7) Hanging Man: A Hanging Man has a small body near the top of the trading range and a long lower wick or shadow. It indicates a potential bearish reversal.

8) Piercing Pattern: A Piercing Pattern occurs when a small bullish candle is followed by a larger bearish candle that opens below the previous day's low but closes above its midpoint. It suggests a potential bullish reversal.

These are major candlestick patterns commonly used by analysts but there are many more patterns that analysts use to analyze price action and make trading decisions. And it is important to combine candlestick patterns with other technical indicators and analysis methods for better accuracy.

Candlestick and types of candlesticks

Candlesticks are a popular tool used in technical analysis to study price movements in financial markets such as stocks, currencies, bonds and commodities. They provide visual representations of price data over a specified time period and can be used to identify trends, patterns and potential market reversals.

A candlestick consists of four main components: i) the open, ii) the close, iii) the high, and iv) the low. Each component represents a specific price level during the given time period. The body of the candlestick is formed by the open and close prices while the high and low prices are represented by thin lines called wicks or shadows.

There are several types of candlestick patterns each with its own characteristics and implications for market behavior. There are some commonly encountered candlestick patterns:-

  1. Doji: A doji candlestick has a small body, indicating that the open and close prices are very close or virtually the same. It suggests indecision in the market and potential trend reversals.

  2. Hammer: A hammer candlestick has a small body near the top of the trading range and a long lower wick. It typically appears after a downtrend and signifies a potential reversal to an uptrend.

  3. Shooting Star: A shooting star candlestick has a small body near the bottom of the trading range and a long upper wick. It often occurs after an uptrend and suggests a possible trend reversal to a downtrend.

  4. Engulfing: An engulfing candlestick pattern consists of two candles where the body of the second candle completely engulfs the body of the previous candle. A bullish engulfing pattern occurs at the bottom of a down-trend and implies a potential reversal to an up-trend while a bearish engulfing pattern appears at the top of an uptrend and indicates a possible reversal to a down-trend.

  5. Morning Star: The morning star pattern is a three candle pattern that signals a potential reversal from a downtrend to an uptrend. It consists of a long bearish candle followed by a small-bodied candle (could be bullish or bearish) and finally, a long bullish candle that closes above the midpoint of the first candle.

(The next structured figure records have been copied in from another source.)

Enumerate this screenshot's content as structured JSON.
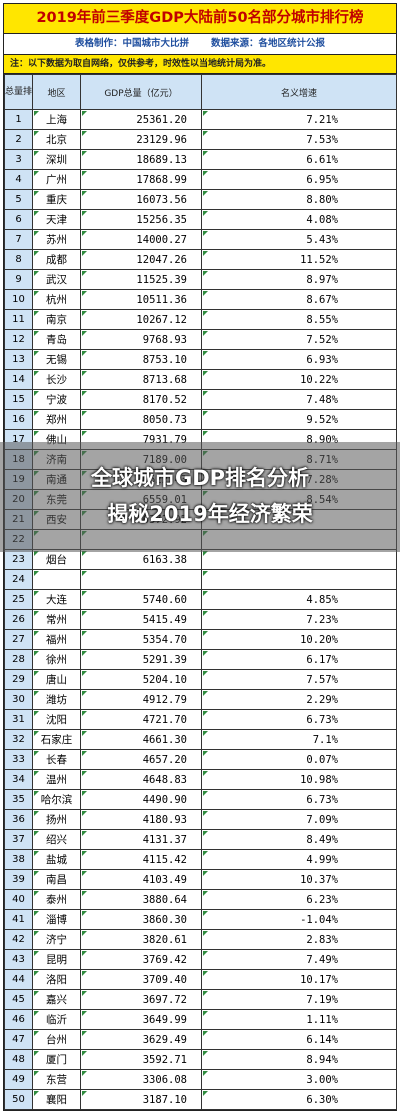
{
  "title": "2019年前三季度GDP大陆前50名部分城市排行榜",
  "meta": {
    "producer": "表格制作：中国城市大比拼",
    "source": "数据来源：各地区统计公报"
  },
  "note": "注：以下数据为取自网络，仅供参考，时效性以当地统计局为准。",
  "table": {
    "headers": {
      "rank": "总量排名",
      "region": "地区",
      "gdp": "GDP总量（亿元）",
      "growth": "名义增速"
    },
    "rows": [
      {
        "rank": "1",
        "city": "上海",
        "gdp": "25361.20",
        "growth": "7.21%"
      },
      {
        "rank": "2",
        "city": "北京",
        "gdp": "23129.96",
        "growth": "7.53%"
      },
      {
        "rank": "3",
        "city": "深圳",
        "gdp": "18689.13",
        "growth": "6.61%"
      },
      {
        "rank": "4",
        "city": "广州",
        "gdp": "17868.99",
        "growth": "6.95%"
      },
      {
        "rank": "5",
        "city": "重庆",
        "gdp": "16073.56",
        "growth": "8.80%"
      },
      {
        "rank": "6",
        "city": "天津",
        "gdp": "15256.35",
        "growth": "4.08%"
      },
      {
        "rank": "7",
        "city": "苏州",
        "gdp": "14000.27",
        "growth": "5.43%"
      },
      {
        "rank": "8",
        "city": "成都",
        "gdp": "12047.26",
        "growth": "11.52%"
      },
      {
        "rank": "9",
        "city": "武汉",
        "gdp": "11525.39",
        "growth": "8.97%"
      },
      {
        "rank": "10",
        "city": "杭州",
        "gdp": "10511.36",
        "growth": "8.67%"
      },
      {
        "rank": "11",
        "city": "南京",
        "gdp": "10267.12",
        "growth": "8.55%"
      },
      {
        "rank": "12",
        "city": "青岛",
        "gdp": "9768.93",
        "growth": "7.52%"
      },
      {
        "rank": "13",
        "city": "无锡",
        "gdp": "8753.10",
        "growth": "6.93%"
      },
      {
        "rank": "14",
        "city": "长沙",
        "gdp": "8713.68",
        "growth": "10.22%"
      },
      {
        "rank": "15",
        "city": "宁波",
        "gdp": "8170.52",
        "growth": "7.48%"
      },
      {
        "rank": "16",
        "city": "郑州",
        "gdp": "8050.73",
        "growth": "9.52%"
      },
      {
        "rank": "17",
        "city": "佛山",
        "gdp": "7931.79",
        "growth": "8.90%"
      },
      {
        "rank": "18",
        "city": "济南",
        "gdp": "7189.00",
        "growth": "8.71%"
      },
      {
        "rank": "19",
        "city": "南通",
        "gdp": "6622.43",
        "growth": "7.28%"
      },
      {
        "rank": "20",
        "city": "东莞",
        "gdp": "6559.01",
        "growth": "8.54%"
      },
      {
        "rank": "21",
        "city": "西安",
        "gdp": "6372.92",
        "growth": ""
      },
      {
        "rank": "22",
        "city": "",
        "gdp": "",
        "growth": ""
      },
      {
        "rank": "23",
        "city": "烟台",
        "gdp": "6163.38",
        "growth": ""
      },
      {
        "rank": "24",
        "city": "",
        "gdp": "",
        "growth": ""
      },
      {
        "rank": "25",
        "city": "大连",
        "gdp": "5740.60",
        "growth": "4.85%"
      },
      {
        "rank": "26",
        "city": "常州",
        "gdp": "5415.49",
        "growth": "7.23%"
      },
      {
        "rank": "27",
        "city": "福州",
        "gdp": "5354.70",
        "growth": "10.20%"
      },
      {
        "rank": "28",
        "city": "徐州",
        "gdp": "5291.39",
        "growth": "6.17%"
      },
      {
        "rank": "29",
        "city": "唐山",
        "gdp": "5204.10",
        "growth": "7.57%"
      },
      {
        "rank": "30",
        "city": "潍坊",
        "gdp": "4912.79",
        "growth": "2.29%"
      },
      {
        "rank": "31",
        "city": "沈阳",
        "gdp": "4721.70",
        "growth": "6.73%"
      },
      {
        "rank": "32",
        "city": "石家庄",
        "gdp": "4661.30",
        "growth": "7.1%"
      },
      {
        "rank": "33",
        "city": "长春",
        "gdp": "4657.20",
        "growth": "0.07%"
      },
      {
        "rank": "34",
        "city": "温州",
        "gdp": "4648.83",
        "growth": "10.98%"
      },
      {
        "rank": "35",
        "city": "哈尔滨",
        "gdp": "4490.90",
        "growth": "6.73%"
      },
      {
        "rank": "36",
        "city": "扬州",
        "gdp": "4180.93",
        "growth": "7.09%"
      },
      {
        "rank": "37",
        "city": "绍兴",
        "gdp": "4131.37",
        "growth": "8.49%"
      },
      {
        "rank": "38",
        "city": "盐城",
        "gdp": "4115.42",
        "growth": "4.99%"
      },
      {
        "rank": "39",
        "city": "南昌",
        "gdp": "4103.49",
        "growth": "10.37%"
      },
      {
        "rank": "40",
        "city": "泰州",
        "gdp": "3880.64",
        "growth": "6.23%"
      },
      {
        "rank": "41",
        "city": "淄博",
        "gdp": "3860.30",
        "growth": "-1.04%"
      },
      {
        "rank": "42",
        "city": "济宁",
        "gdp": "3820.61",
        "growth": "2.83%"
      },
      {
        "rank": "43",
        "city": "昆明",
        "gdp": "3769.42",
        "growth": "7.49%"
      },
      {
        "rank": "44",
        "city": "洛阳",
        "gdp": "3709.40",
        "growth": "10.17%"
      },
      {
        "rank": "45",
        "city": "嘉兴",
        "gdp": "3697.72",
        "growth": "7.19%"
      },
      {
        "rank": "46",
        "city": "临沂",
        "gdp": "3649.99",
        "growth": "1.11%"
      },
      {
        "rank": "47",
        "city": "台州",
        "gdp": "3629.49",
        "growth": "6.14%"
      },
      {
        "rank": "48",
        "city": "厦门",
        "gdp": "3592.71",
        "growth": "8.94%"
      },
      {
        "rank": "49",
        "city": "东营",
        "gdp": "3306.08",
        "growth": "3.00%"
      },
      {
        "rank": "50",
        "city": "襄阳",
        "gdp": "3187.10",
        "growth": "6.30%"
      }
    ]
  },
  "overlay": {
    "line1": "全球城市GDP排名分析",
    "line2": "揭秘2019年经济繁荣"
  },
  "colors": {
    "title_bg": "#ffe600",
    "title_text": "#c00000",
    "meta_text": "#1f4e9e",
    "header_bg": "#cfe3f5",
    "marker": "#2e8b3e"
  }
}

  6. Evening Star: The evening star pattern is the opposite of the morning star and suggests a potential reversal from an uptrend to a downtrend. It consists of a long bullish candle, followed by a small-bodied candle and then a long bearish candle that closes below the midpoint of the first candle.

  7. Harami: A candlestick with a small body that is completely engulfed by the body of the previous candlestick, which also indicates a potential trend reversal.

  8. Marubozu: A long candlestick with no wicks or shadows which indicates a strong trend.

These are just a few examples of candlestick patterns and there are many more variations and combinations that traders analyze to make informed decisions about market trends and potential price movements.

Therefore, Candlesticks are a type of charting technique used in financial analysis to represent price movements of an asset such as stocks, bonds, currencies and commodities. Candlesticks provide a visual representation of the price action over a certain period of time, typically a day, week, month or year.